We began to pull the thread with the sole intention of understanding the origin of the errors and decided to carry out a validation by launching a battery of consecutive searches for the same hotel and the same dates. That's when we find something unexpected. From Booking.com we received different prices very often, and we knew that our client had not made changes.
How to Combat Early Payment Benefit
There are different ways to deal with this new Booking.com strategy. First of all, as we mentioned, its activation must be detected. Once “the problem” is located, at Paraty Tech we suggest different alternatives:
- The first, and simplest, is to directly request Booking.com to deactivate this functionality , by contacting their Customer Service.
- Another option is to implement a price equalizer with OTAs that allows the prices shown by the reservation engine on the official website to vary in real time. Parity Maker , for example, does it according to a certain previously configured business rule and is a guarantee to regularly position itself as the most economical sales channel.
- We also recommend adding additional privileges to the rooms, available only through the direct sales channel . If you cannot compete on price, a differential value will have to be provided to reservations made through the official website. The idea is that, by paying the same amount, customers enjoy a more complete experience: flexible conditions, additional services, exclusive advantages, etc. Whenever we talk about disparities, it seems that only those related to price are taken into consideration, but there are other forms of disparity that we can turn into strengths.

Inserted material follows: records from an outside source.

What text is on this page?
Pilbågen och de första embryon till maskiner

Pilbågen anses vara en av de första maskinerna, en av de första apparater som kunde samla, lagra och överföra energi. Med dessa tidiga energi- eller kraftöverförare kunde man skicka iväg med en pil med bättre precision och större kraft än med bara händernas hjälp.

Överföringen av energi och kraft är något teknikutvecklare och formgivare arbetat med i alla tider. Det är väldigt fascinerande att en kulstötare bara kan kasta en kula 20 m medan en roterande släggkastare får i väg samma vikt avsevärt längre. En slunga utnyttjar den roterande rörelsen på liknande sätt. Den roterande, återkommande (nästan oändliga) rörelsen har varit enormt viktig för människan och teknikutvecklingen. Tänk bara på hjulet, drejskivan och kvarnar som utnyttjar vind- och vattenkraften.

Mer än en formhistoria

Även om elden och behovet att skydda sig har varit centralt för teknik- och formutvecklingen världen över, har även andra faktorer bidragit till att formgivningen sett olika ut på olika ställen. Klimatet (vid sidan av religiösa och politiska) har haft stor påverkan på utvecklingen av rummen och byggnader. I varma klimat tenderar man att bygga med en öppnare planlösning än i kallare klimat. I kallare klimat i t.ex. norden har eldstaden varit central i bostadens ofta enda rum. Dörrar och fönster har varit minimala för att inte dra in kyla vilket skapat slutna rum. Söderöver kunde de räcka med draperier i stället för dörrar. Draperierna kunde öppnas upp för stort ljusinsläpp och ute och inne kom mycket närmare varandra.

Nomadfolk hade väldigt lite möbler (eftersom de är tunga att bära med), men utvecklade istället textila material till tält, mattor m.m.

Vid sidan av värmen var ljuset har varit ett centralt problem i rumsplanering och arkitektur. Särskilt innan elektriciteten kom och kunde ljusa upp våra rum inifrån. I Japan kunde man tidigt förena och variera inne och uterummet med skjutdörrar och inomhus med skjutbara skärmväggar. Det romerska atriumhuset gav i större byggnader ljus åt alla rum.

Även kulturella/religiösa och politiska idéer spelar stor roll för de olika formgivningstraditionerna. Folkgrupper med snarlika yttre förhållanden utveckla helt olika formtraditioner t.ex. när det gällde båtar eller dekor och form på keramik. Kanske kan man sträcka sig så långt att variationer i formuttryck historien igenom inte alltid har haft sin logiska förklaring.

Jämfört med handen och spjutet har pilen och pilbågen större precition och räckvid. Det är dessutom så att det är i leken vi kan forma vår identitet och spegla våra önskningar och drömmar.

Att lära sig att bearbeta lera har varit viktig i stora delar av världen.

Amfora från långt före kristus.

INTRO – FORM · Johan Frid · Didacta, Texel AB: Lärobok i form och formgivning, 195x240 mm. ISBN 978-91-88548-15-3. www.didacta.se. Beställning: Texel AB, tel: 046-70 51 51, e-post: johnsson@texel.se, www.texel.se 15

Parity Maker vs Early Payment Benefit
Parity Maker is our real-time price matcher . Completely integrated with the reservation engine of the official website, it allows the hotelier to configure a business rule that conditions and determines when the tool should go into action. Similar to Early Payment Benefit, Parity Maker runs a comparison in the background while showing the user their search results. If the requirements of the established business rule, for the same search parameters, match the circumstances that are occurring in the selected OTA, Parity Maker applies a price reduction in real time . The user is informed of the price improvement they have just experienced through an animation and an alert popup. In this way, on the one hand, it guarantees the best online price and, on the other, it prevents the user from leaving the official website to compare .
Parity Maker business rule example : When Expedia.com is 5% cheaper than my official website, match my price to Expedia.com
The importance for the revenue manager of having a powerful and reliable price comparator is now unquestionable. Only in this way is it possible to anticipate the market with regard to decision-making, but also to detect situations such as the one we are dealing with at this moment and respond to them with agility and strategic sense.
Price Seeker v3, our Rate Shopper, is now capable of detecting Early Payment Benefit. Currently, we are working to have the tool also report the nature of the detected disparity, monitoring the price before and after the application of the discount. By combining Price Seeker v3 with Parity Maker we can minimize Booking.com's latest strategy to irrelevant levels
Everything seems to indicate that the OTAs have no intention of abandoning their frontal battle against direct sales, knowing that the current action plan of hotel establishments, always linked to the most advanced technology and the best professionals, constitutes an uncomfortable opponent for they. A rival that continues to invest resources to claim an ever-larger piece of the pie, a portion that it knows belongs to it by right. And that a giant of the stature of Booking.com continues to show signs of feeling threatened is, without a doubt, a good indicator that the hotelier must be doing something right.